Mammograms, MRIs, ultrasounds….with such a dizzying array of tests for breast disease from which to choose, how do we know what is best for early detection of breast cancer?  The short answer is that mammography remains the simplest, cheapest most effective breast screening tool in our medical arsenal.  But there are some situations that women should know about that might make additional testing appropriate for their particular situation.
An estimated one in eight women are diagnosed with breast cancer in their lifetime.  Screening for detection of the disease before it spreads to other parts of the body is the most effective way to beat breast cancer, and women must not become complacent in getting tested at the recommended intervals.   In addition to the mammogram, a breast examination by a health care provider (clinical breast exam) has traditionally been part of the well-woman’s annual exam along with breast self-exam.  

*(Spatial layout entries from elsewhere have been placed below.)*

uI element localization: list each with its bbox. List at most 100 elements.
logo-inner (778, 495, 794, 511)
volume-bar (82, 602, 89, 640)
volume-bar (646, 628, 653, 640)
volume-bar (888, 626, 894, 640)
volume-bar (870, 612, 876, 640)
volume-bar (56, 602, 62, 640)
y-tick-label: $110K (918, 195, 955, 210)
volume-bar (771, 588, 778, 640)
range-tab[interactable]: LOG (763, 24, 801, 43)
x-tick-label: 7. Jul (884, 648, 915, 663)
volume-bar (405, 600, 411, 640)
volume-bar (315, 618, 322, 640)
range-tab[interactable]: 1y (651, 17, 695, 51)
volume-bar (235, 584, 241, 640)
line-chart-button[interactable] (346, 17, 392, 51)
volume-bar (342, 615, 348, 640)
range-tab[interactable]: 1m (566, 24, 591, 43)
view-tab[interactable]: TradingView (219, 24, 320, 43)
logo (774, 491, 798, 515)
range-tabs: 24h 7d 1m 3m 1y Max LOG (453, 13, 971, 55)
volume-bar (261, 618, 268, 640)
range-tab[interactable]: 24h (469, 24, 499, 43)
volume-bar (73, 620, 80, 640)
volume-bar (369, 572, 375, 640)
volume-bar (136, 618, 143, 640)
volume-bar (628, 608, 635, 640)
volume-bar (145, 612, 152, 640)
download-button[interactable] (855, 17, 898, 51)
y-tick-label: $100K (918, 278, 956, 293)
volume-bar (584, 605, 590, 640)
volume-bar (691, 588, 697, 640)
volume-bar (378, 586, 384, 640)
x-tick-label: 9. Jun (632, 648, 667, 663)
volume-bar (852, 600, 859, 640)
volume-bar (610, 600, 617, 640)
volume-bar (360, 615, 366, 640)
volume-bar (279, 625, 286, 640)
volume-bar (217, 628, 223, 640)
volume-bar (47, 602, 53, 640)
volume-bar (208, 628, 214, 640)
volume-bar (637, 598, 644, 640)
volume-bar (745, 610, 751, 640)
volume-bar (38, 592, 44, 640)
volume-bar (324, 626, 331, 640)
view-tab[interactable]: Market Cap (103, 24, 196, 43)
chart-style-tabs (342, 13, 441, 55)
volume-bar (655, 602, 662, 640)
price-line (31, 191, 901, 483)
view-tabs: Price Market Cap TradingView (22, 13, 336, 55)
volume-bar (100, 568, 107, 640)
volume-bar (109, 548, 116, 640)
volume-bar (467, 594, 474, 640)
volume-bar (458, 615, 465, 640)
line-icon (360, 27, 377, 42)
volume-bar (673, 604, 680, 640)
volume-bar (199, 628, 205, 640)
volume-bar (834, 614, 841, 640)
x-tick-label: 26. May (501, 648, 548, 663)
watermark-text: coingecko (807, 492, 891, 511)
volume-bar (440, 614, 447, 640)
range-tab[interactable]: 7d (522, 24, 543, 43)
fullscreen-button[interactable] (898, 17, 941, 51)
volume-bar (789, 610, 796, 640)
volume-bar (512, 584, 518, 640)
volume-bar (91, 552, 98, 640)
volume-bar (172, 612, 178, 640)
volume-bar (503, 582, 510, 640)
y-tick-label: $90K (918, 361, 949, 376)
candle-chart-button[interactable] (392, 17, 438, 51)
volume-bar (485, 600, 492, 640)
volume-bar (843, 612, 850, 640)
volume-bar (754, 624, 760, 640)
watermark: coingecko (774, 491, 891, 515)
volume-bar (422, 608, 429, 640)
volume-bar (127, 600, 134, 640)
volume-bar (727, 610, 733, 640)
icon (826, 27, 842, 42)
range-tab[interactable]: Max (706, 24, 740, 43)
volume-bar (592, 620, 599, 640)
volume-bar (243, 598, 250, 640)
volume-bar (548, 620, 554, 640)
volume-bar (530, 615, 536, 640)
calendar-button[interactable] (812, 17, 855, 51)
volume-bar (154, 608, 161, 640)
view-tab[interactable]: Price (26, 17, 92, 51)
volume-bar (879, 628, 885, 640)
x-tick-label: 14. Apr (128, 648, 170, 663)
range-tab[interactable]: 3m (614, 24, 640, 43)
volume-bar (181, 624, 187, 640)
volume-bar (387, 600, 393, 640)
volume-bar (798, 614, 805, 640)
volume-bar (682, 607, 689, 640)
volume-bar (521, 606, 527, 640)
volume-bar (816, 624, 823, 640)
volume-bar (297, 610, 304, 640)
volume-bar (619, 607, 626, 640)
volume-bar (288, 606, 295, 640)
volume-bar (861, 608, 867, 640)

Magnetic resonance imaging (MRI) has come into more common use in detecting breast disease, but it is still not recommended for the average woman as a routine screening test.  It has issues of false positive results as well as the potential to miss an early lesion that mammogram would otherwise pick up.  MRI can be used in some cases as an adjunct to regular mammogram particularly in women who have already had breast cancer in one breast, women with breast implants and women with very high risk of breast cancer based on their history.
The American College of Obstetricians and Gynecologists has stated that they will continue to recommend the screening mammography every year for women beginning at age 40.  They also feel that breast self examination has potential benefit along with periodic clinical breast examinations starting at age 20.  When to initiate mammogram screening and how often should be a topic of discussion between a woman and her health care provider based on that woman’s individual risk factors and desires for testing.
Ultrasound technology can be used in conjunction with mammograms for further evaluating areas of concern, and needle biopsy of a solid tumor or sucking out fluid from a cystic mass can then be performed.  A good use of ultrasound is when a breast lump is actually able to be felt on clinical exam.
Even better than early detection would be prevention of breast cancer, and there are clearly steps that women can take to lower their overall risk.  Studies have shown that overweight women, women who consume two or more alcoholic beverages a day and those with diets containing a high amount of animal fat have a substantial increase in the baseline risk of breast cancer.  In overweight women who can decrease their weight by twenty or more pounds (and keep it off), there is a forty percent risk reduction for breast cancer…so go for it!